Matchbox-sized Line Following Robot


While they are not nearly as complex as their self-navigating brethren, building line following robots is no simple task, especially when they are this small. The creation of [Ondřej Staněk], this matchbox-sized line following robot is quite impressive.

PocketBot’s 48mm x 32mm circuit board also acts as its frame, supporting the wheels, motors, microcontroller and more. The brains of the operation is an ATmega8 microcontroller mounted on the bottom of the bot. A pair of wheels are driven independently using a set of mobile phone vibration motors that power the bot at speeds of up to 0.35 meters per second. Line detection is achieved by using three different IR sensors paired with four IR emitters located at the front end of the bot.

PocketBot also has an IR receiver on its top side, which allows [Ondřej] to control the robot, tweak its parameters, or calibrate its sensors on the fly using an IR remote or his computer.

The PocketBot might not be the absolute smallest line following bot we’ve seen, but it’s pretty darn close!

Continue reading to see PocketBot in action.

[vimeo w=470]

28 thoughts on “Matchbox-sized Line Following Robot

  1. Now that is just cool! I was wondering how you connected it for programming as I see a 4 pin arrangement near the edge of the board (usb?) Then I read that he does it with the IR, now that is pretty cool!

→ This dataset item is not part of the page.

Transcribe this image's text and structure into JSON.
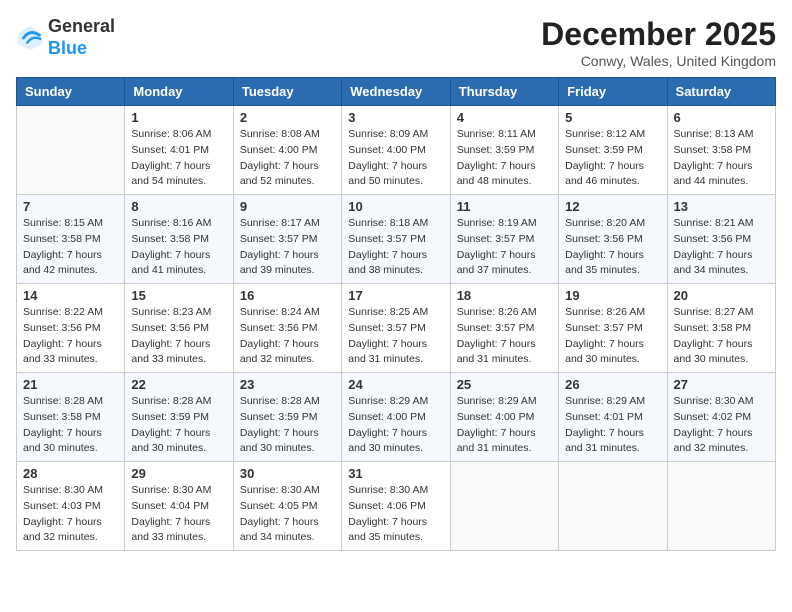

  2. This is sweet! I could have a lot of fun with my dogs with this thing. :) I love how he can control it with the ir remote arrow keys.

    How is he using the vibration motors for propulsion? Are the heads of the motors directly spinning on the surface of the wheel? I can’t really tell.

    I would love to build one of these.

      1. The Elm-chan’s project also implements P-I control and runs much faster and smoother. But I’m not saying that this one is not worth mentioning. What I don’t fully understand is why the author didn’t bother implementing I part of the PID.

      2. @svofski: He probably thought that it doesn’t matter if it gets a constant error, as long as it follows the line. Also, he programmed it in assembly, so I guess that he wanted to do it as simple as he could… assembly is not that fun :P

  3. It would look good if you left it in the match box with some holes on the bottom for the wheels to pock thru and a hole for the sensor.
    Then invite a friend round and ask him if he can see where you left the matches, then turn the robot on when he’s not looking.

  4. I just love the amount of work he put into this project, everything is so well taken care of and the whole thing feels finished. My respect. Now make it available as a kit at toy stores, or Sparkfun.